Aparentemente es un vino con la evolución, de una larga
crianza, pero cuando ahondamos en sus entrañas, vemos algo más... la grandeza de
una añada, la qual, en su día no fue designada como tal, por sus problemas de
heladas. Se mantiene vivo y grande, es intenso y amplio. La fruta pasa, juega con
las especies, las notas terrosas y da la misma sensación que cuando olemos un
jerez muy viejo y sentimos la concentración de sus aromas, como cuando
reducimos una salsa para intensificar su sabor, cacao, café, trufa negra, hoja
de tabaco, y ese punto mentolado que sin duda, es la herencia que le dejó la
Cabernet Sauvignon, que en esa época su composición rondaba en un 70%.

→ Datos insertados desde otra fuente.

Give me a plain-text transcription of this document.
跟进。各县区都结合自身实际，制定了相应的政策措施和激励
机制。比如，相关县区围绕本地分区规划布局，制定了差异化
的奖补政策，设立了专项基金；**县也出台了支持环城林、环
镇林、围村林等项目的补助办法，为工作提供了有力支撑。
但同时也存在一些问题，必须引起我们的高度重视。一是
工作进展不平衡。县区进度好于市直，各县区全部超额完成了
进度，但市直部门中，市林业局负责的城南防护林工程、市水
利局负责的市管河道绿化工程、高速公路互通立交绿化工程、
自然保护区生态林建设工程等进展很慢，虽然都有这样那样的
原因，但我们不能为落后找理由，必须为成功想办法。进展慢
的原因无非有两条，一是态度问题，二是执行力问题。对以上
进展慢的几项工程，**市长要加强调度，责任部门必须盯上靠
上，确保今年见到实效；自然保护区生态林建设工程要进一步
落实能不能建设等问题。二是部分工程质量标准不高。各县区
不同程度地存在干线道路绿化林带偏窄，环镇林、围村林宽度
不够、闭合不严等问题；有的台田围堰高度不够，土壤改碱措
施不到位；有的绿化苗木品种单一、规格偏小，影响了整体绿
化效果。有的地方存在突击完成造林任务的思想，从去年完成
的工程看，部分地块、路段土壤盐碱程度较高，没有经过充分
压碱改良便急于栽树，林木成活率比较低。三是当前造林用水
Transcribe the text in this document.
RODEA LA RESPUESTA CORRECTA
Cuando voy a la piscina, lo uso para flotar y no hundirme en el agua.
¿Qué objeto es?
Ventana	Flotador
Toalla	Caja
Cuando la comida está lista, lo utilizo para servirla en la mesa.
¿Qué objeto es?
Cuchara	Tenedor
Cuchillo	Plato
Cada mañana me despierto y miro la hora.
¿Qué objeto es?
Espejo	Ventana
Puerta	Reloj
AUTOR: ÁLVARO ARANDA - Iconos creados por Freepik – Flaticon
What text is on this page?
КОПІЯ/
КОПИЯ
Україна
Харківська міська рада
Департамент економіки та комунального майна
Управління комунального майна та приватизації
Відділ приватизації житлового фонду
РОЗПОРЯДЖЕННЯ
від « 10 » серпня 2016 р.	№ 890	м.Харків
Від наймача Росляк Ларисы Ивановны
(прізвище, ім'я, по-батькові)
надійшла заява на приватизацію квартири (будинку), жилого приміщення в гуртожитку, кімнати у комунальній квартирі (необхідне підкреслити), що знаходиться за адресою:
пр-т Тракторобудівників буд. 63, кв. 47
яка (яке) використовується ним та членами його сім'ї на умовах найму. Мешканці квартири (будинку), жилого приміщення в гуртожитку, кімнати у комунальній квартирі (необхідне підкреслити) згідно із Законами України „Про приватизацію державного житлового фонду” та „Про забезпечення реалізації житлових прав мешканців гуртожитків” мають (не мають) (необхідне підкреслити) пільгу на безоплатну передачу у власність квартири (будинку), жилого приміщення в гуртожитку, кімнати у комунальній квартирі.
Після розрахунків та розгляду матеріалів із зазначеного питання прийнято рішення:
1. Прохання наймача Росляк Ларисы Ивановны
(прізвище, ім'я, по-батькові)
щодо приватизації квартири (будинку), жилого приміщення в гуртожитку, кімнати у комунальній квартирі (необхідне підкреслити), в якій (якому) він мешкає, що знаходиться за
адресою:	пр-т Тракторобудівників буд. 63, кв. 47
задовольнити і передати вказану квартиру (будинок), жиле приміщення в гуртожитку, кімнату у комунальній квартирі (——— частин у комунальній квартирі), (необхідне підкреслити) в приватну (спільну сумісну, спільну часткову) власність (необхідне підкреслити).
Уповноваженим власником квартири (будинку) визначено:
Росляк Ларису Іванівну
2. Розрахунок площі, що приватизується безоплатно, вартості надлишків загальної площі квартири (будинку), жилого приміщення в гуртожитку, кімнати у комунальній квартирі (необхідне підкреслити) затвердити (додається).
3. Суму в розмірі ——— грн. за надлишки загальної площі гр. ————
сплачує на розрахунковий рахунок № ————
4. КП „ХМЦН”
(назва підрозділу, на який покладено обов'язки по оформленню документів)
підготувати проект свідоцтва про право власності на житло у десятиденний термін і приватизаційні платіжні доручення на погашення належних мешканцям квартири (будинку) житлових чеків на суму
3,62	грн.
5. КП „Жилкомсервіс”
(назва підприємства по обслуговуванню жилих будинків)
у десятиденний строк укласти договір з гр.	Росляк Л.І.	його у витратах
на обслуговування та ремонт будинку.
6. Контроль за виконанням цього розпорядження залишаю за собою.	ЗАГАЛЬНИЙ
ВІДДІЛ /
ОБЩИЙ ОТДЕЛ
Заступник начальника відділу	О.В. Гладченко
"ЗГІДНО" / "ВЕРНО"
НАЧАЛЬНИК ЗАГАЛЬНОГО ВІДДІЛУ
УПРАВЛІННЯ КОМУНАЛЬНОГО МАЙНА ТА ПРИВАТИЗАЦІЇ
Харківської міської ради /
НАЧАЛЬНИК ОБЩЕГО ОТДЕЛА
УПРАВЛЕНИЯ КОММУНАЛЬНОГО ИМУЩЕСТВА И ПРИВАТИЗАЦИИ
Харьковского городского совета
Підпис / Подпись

En boca nos confirma su perfecto estado de salud, con esa
suave acidez, que junto a sus taninos todavía perceptibles, han mantenido a este
gran vino, elegancia, profundidad y persistencia. Sus aromas se mantienen en su
gran recorrido, con finura, y en su final, nos deja sensaciones de los
amargos de los taninos y se desvanece lentamente entre aromas de regaliz, trufa
negra y ciruela pasa.
Es emocionante, ver como el tiempo para algunos, pasa tan despacio. Eso te hace comprender que la excelencia de las añadas solo las tendría que calificar el tiempo.